Full disclosure: Playtester, here.
This game initially gave me a sort of Assassin's Creed vibe (so you know which playbook I'm claiming if anyone in my local group runs this, right?) but it quickly proved to be far richer, deeper, and more interesting than that. This is not your childhood DM's take on the Crusades, folks. Be prepared to be surprised. In all candor, the alternate history that M. Pignedoli has envisioned really helped this setting take off for me--it captures the feel of the period and the setting while being different enough to reinforce the awareness that this isn't just a re-enactment.
Mechanically it's a little crunchier than straight A*World, which was a bit of a stumbling point for us at first since we were playing online by post. (My gut feeling is that when you're around a table, the parts that puzzled us will flow much more naturally.) It's also got a mission-based format instead of the more freeform "what are you doing today" flow of the original.

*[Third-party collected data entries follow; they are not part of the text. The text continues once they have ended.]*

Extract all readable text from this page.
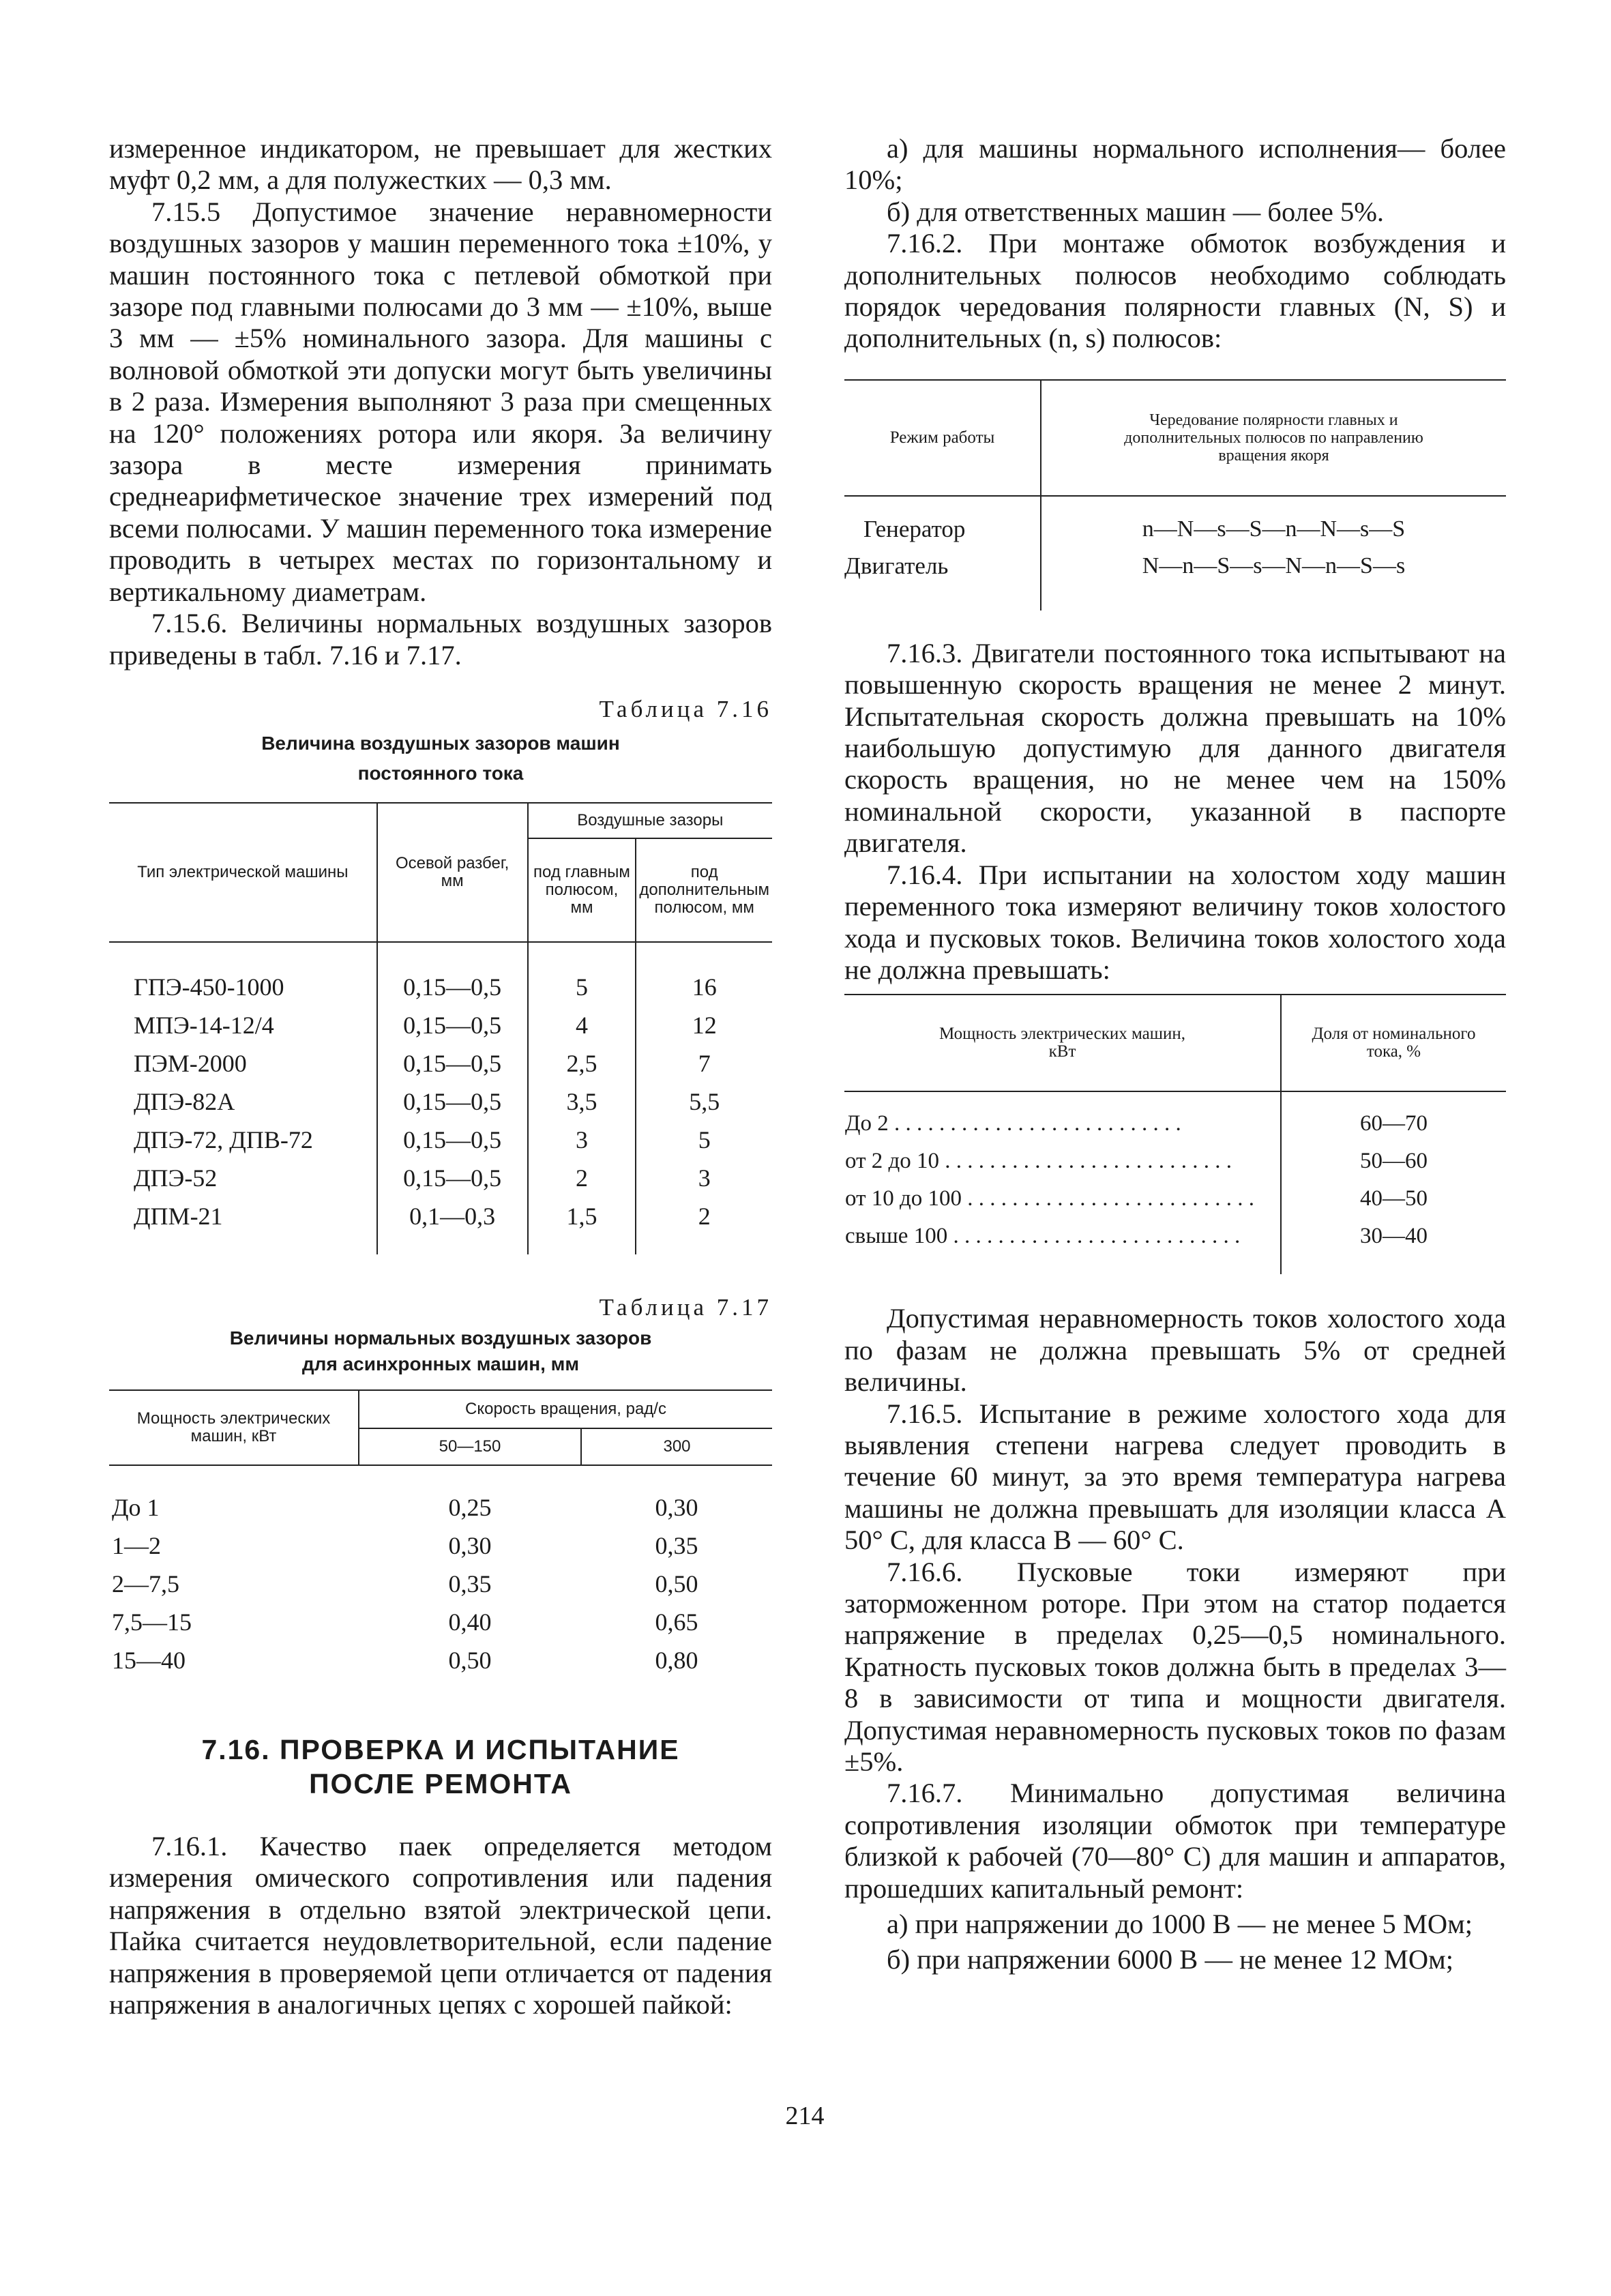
измеренное индикатором, не превышает для жестких муфт 0,2 мм, а для полужестких — 0,3 мм.

7.15.5 Допустимое значение неравномерности воздушных зазоров у машин переменного тока ±10%, у машин постоянного тока с петлевой обмоткой при зазоре под главными полюсами до 3 мм — ±10%, выше 3 мм — ±5% номинального зазора. Для машины с волновой обмоткой эти допуски могут быть увеличины в 2 раза. Измерения выполняют 3 раза при смещенных на 120° положениях ротора или якоря. За величину зазора в месте измерения принимать среднеарифметическое значение трех измерений под всеми полюсами. У машин переменного тока измерение проводить в четырех местах по горизонтальному и вертикальному диаметрам.

7.15.6. Величины нормальных воздушных зазоров приведены в табл. 7.16 и 7.17.

Таблица 7.16

Величина воздушных зазоров машин

постоянного тока

Тип электрической машины	Осевой разбег, мм	Воздушные зазоры	
		под главным полюсом, мм	под дополнительным полюсом, мм

ГПЭ-450-1000	0,15—0,5	5	16
МПЭ-14-12/4	0,15—0,5	4	12
ПЭМ-2000	0,15—0,5	2,5	7
ДПЭ-82А	0,15—0,5	3,5	5,5
ДПЭ-72, ДПВ-72	0,15—0,5	3	5
ДПЭ-52	0,15—0,5	2	3
ДПМ-21	0,1—0,3	1,5	2

Таблица 7.17

Величины нормальных воздушных зазоров

для асинхронных машин, мм

Мощность электрических машин, кВт	Скорость вращения, рад/с	
	50—150	300

До 1	0,25	0,30
1—2	0,30	0,35
2—7,5	0,35	0,50
7,5—15	0,40	0,65
15—40	0,50	0,80
7.16. ПРОВЕРКА И ИСПЫТАНИЕ
ПОСЛЕ РЕМОНТА

7.16.1. Качество паек определяется методом измерения омического сопротивления или падения напряжения в отдельно взятой электрической цепи. Пайка считается неудовлетворительной, если падение напряжения в проверяемой цепи отличается от падения напряжения в аналогичных цепях с хорошей пайкой:

а) для машины нормального исполнения— более 10%;

б) для ответственных машин — более 5%.

7.16.2. При монтаже обмоток возбуждения и дополнительных полюсов необходимо соблюдать порядок чередования полярности главных (N, S) и дополнительных (n, s) полюсов:

Режим работы	Чередование полярности главных и дополнительных полюсов по направлению вращения якоря

Генератор	n—N—s—S—n—N—s—S
Двигатель	N—n—S—s—N—n—S—s

7.16.3. Двигатели постоянного тока испытывают на повышенную скорость вращения не менее 2 минут. Испытательная скорость должна превышать на 10% наибольшую допустимую для данного двигателя скорость вращения, но не менее чем на 150% номинальной скорости, указанной в паспорте двигателя.

7.16.4. При испытании на холостом ходу машин переменного тока измеряют величину токов холостого хода и пусковых токов. Величина токов холостого хода не должна превышать:

Мощность электрических машин, кВт	Доля от номинального тока, %

До 2 . . . . . . . . . . . . . . . . . . . . . . . . . .	60—70
от 2 до 10 . . . . . . . . . . . . . . . . . . . . . . . . . .	50—60
от 10 до 100 . . . . . . . . . . . . . . . . . . . . . . . . . .	40—50
свыше 100 . . . . . . . . . . . . . . . . . . . . . . . . . .	30—40

Допустимая неравномерность токов холостого хода по фазам не должна превышать 5% от средней величины.

7.16.5. Испытание в режиме холостого хода для выявления степени нагрева следует проводить в течение 60 минут, за это время температура нагрева машины не должна превышать для изоляции класса А 50° С, для класса В — 60° С.

7.16.6. Пусковые токи измеряют при заторможенном роторе. При этом на статор подается напряжение в пределах 0,25—0,5 номинального. Кратность пусковых токов должна быть в пределах 3—8 в зависимости от типа и мощности двигателя. Допустимая неравномерность пусковых токов по фазам ±5%.

7.16.7. Минимально допустимая величина сопротивления изоляции обмоток при температуре близкой к рабочей (70—80° С) для машин и аппаратов, прошедших капитальный ремонт:

а) при напряжении до 1000 В — не менее 5 МОм;

б) при напряжении 6000 В — не менее 12 МОм;

214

Combat is a messy business, as in any *World game, but here it's complicated by an Advantage Die that gradually goes up as time goes on. Used well, it can and will save your bacon. (There's an optional rule that can speed combat up a little but makes it just a bit more lethal. Try it both ways!)
Magic is, as it should be, very strange and unsettling...and somewhat hazardous to the wielder's well-being, much like being a Brainer in A*World can be dangerous. The Sorcerer is also the single most complicated playbook in the game, but when the chips are down they have a lot of game-changing potential. Just don't ask them to cast Fireball on a moment's notice, 'cause this is a slower and more subtle style of ritual-based casting.
Overall, if your tastes in fantasy run low, grim, and a little gritty, or you want something that isn't just another dungeon crawl clone, this is worth checking out.